Compared to neighborhoods like East Kensington or Point Breeze, East Passyunk has seen hardly any new construction during the development boom of the last several years. Sure, there’s the occasional project here and there, but outside of one-off renovations, projects in this part of South Philly are the exception rather than the rule. And this phenomenon is explained quite easily. East Passyunk wasn’t considered a particularly cool place to live until Passyunk Avenue experienced a resurgence over the last decade, but the neighborhood remained relatively stable during the years that other parts of the city suffered severe disinvestment. In many parts of the city, as people moved away and property values cratered, buildings were left to deteriorate and the blight spiraled. Eventually, many of those neighborhoods were left with vast patches of empty land, ripe for redevelopment. And hence, we’ve seen numerous projects, large and small, in those areas.

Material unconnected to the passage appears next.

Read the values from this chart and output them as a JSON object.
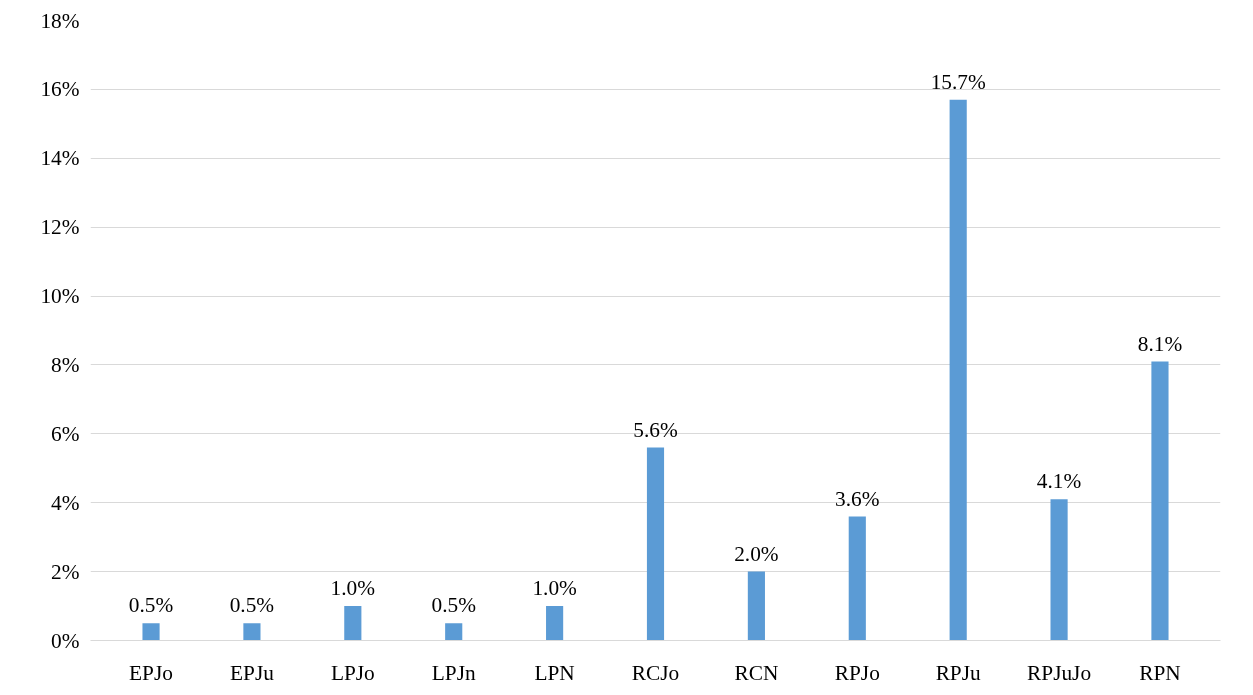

Not to say that there’s been no vacancy or blight in and around East Passyunk, but it’s not nearly to the same extent as those other neighborhoods. And without the sizable parcels and the incredibly low price points at which they traded, there’s a much smaller development path in this section of South Philly. Instead of vacant land, the main opportunities in East Passyunk are underused property, most commonly former commercial or industrial buildings. This was exactly what happened on the 2000 block of S. Hutchinson St., a project we covered over the summer. Look for a similar phenomenon sometime soon on the corner of 9th & Emily.
This building was, for many years, home to D’Amario’s Auto Body, a business we believed to be associated with the auto garage to the north. But it seems that the two businesses were not related, as the business next door is Mike’s Car Care, which appears is still operating. D’Amario’s is gone though, and the new owners of the property are looking to tear down its former home.
The plan for the property would then divide it into five new parcels, with the developers building a duplex on each new lot. Certainly, ten apartments would seem to make considerable sense at this location, even though it’s five blocks away from Passyunk Avenue. Though the corridor is a bit of a shlep, the Bok Building is just one block away and we believe that this project wouldn’t be happening if Bok wasn’t home to a bunch of small businesses, including a coffee shop and a couple of restaurants. All of this assumes that the ZBA approves the project, of course.
Taking things a step further, we wonder whether Mike’s Car Care might consider selling their property at some point in the near future to developers looking to pursue a similar course. Sure, nobody likes when their favorite auto garage closes or relocates, but as the surrounding neighborhood continues to improve, the land will eventually become more valuable than the location for this business, if that hasn’t happened already. They may well stick around, or they might start seeking greener (less valuable) pastures.